モデルや司会者、タレントとして幅広く活躍しているJOYさん。明るく活動的な姿が印象的ですが、ギャルモデルとしてテレビに引っ張りだこだった25歳のときに、結核と診断されました。近年ではあまり聞き慣れない病名ですが、いったいなぜ──。(全2回中の1回)
「なんだか咳が出るな」から始まった

── JOYさんは25歳のときに結核と診断されたと聞きました。どのようなきっかけで結核に気づいたのでしょうか。
JOYさん:最初は「最近、なんだか咳が出るな」から始まりました。そのまま咳がだんだん止まらなくなって、息を吸うだけで咳が出るようになったんです。咳が止まらなくて日常生活も苦しくなったので何度も病院に行ったのですが、「ただの風邪です」としか言われない。薬を飲んでも治らない苦しい状態が続きました。
── 最初は風邪だと思っていたんですね。
JOYさん:そうです。半年間その症状が続きました。でも、ある日、仕事を終えた後に激しい悪寒に襲われたんです。発熱して、同時に寒気と震え、嘔吐に襲われました。「このままだと死ぬ」と直観で思い、夜間やっている救急病院に行きました。そこで初めて、痰の検査とレントゲンを撮って結核と診断されたんです。

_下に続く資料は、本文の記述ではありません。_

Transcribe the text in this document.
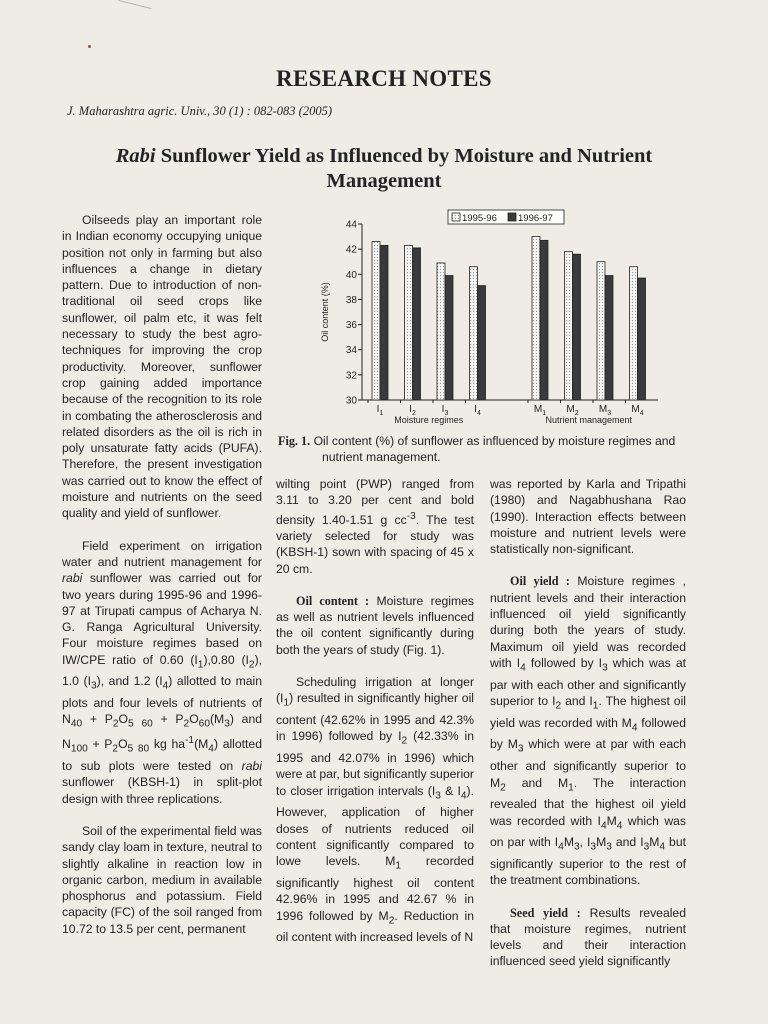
RESEARCH NOTES
J. Maharashtra agric. Univ., 30 (1) : 082-083 (2005)
Rabi Sunflower Yield as Influenced by Moisture and Nutrient Management

Oilseeds play an important role in Indian economy occupying unique position not only in farming but also influences a change in dietary pattern. Due to introduction of non-traditional oil seed crops like sunflower, oil palm etc, it was felt necessary to study the best agro-techniques for improving the crop productivity. Moreover, sunflower crop gaining added importance because of the recognition to its role in combating the atherosclerosis and related disorders as the oil is rich in poly unsaturate fatty acids (PUFA). Therefore, the present investigation was carried out to know the effect of moisture and nutrients on the seed quality and yield of sunflower.

Field experiment on irrigation water and nutrient management for rabi sunflower was carried out for two years during 1995-96 and 1996-97 at Tirupati campus of Acharya N. G. Ranga Agricultural University. Four moisture regimes based on IW/CPE ratio of 0.60 $(I_1),0.80$ $(I_2)$, 1.0 $(I_3)$, and 1.2 $(I_4)$ allotted to main plots and four levels of nutrients of $N_{40} + P_2O_5$ $_{60} + P_2O_{60}(M_3)$ and $N_{100} + P_2O_5$ $_{80}$ kg $ha^{-1}(M_4)$ allotted to sub plots were tested on rabi sunflower (KBSH-1) in split-plot design with three replications.

Soil of the experimental field was sandy clay loam in texture, neutral to slightly alkaline in reaction low in organic carbon, medium in available phosphorus and potassium. Field capacity (FC) of the soil ranged from 10.72 to 13.5 per cent, permanent

30
32
34
36
38
40
42
44
Oil content (%)
$I_1$	$I_2$	$I_3$	$I_4$	$M_1$ $M_2$ $M_3$ $M_4$
Moisture regimes	Nutrient management
1995-96 1996-97
Fig. 1. Oil content (%) of sunflower as influenced by moisture regimes and nutrient management.

wilting point (PWP) ranged from 3.11 to 3.20 per cent and bold density 1.40-1.51 g $cc^{-3}$. The test variety selected for study was (KBSH-1) sown with spacing of 45 x 20 cm.

Oil content : Moisture regimes as well as nutrient levels influenced the oil content significantly during both the years of study (Fig. 1).

Scheduling irrigation at longer $(I_1)$ resulted in significantly higher oil content (42.62% in 1995 and 42.3% in 1996) followed by $I_2$ (42.33% in 1995 and 42.07% in 1996) which were at par, but significantly superior to closer irrigation intervals ($I_3$ & $I_4$). However, application of higher doses of nutrients reduced oil content significantly compared to lowe levels. $M_1$ recorded significantly highest oil content 42.96% in 1995 and 42.67 % in 1996 followed by $M_2$. Reduction in oil content with increased levels of N

was reported by Karla and Tripathi (1980) and Nagabhushana Rao (1990). Interaction effects between moisture and nutrient levels were statistically non-significant.

Oil yield : Moisture regimes , nutrient levels and their interaction influenced oil yield significantly during both the years of study. Maximum oil yield was recorded with $I_4$ followed by $I_3$ which was at par with each other and significantly superior to $I_2$ and $I_1$. The highest oil yield was recorded with $M_4$ followed by $M_3$ which were at par with each other and significantly superior to $M_2$ and $M_1$. The interaction revealed that the highest oil yield was recorded with $I_4M_4$ which was on par with $I_4M_3$, $I_3M_3$ and $I_3M_4$ but significantly superior to the rest of the treatment combinations.

Seed yield : Results revealed that moisture regimes, nutrient levels and their interaction influenced seed yield significantly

診断されたときには症状がかなり進行していて、病院の先生から末期に近い症状だと言われました。「大げさな表現ではなくて、あと少し発見が遅かったら死につながっていたよ」と。レントゲンでは、肺全体に白い影が広がっている状態でしたね。
── 原因がわかってよかったです。
JOYさん:ただ、当時は結核ですと言われても「結核って何?」という感じでピンときませんでした。イメージできないというか、昔の人がかかる病気という印象が強かったんです。この時代に結核があるの?という感じでした。でも、結核は空気感染すると説明を受けて、誰でも感染するリスクがある病気だということを知りました。通常は感染しても免疫力で抑え込めるみたいなんですが、免疫力が落ちていると発症してしまうそうです。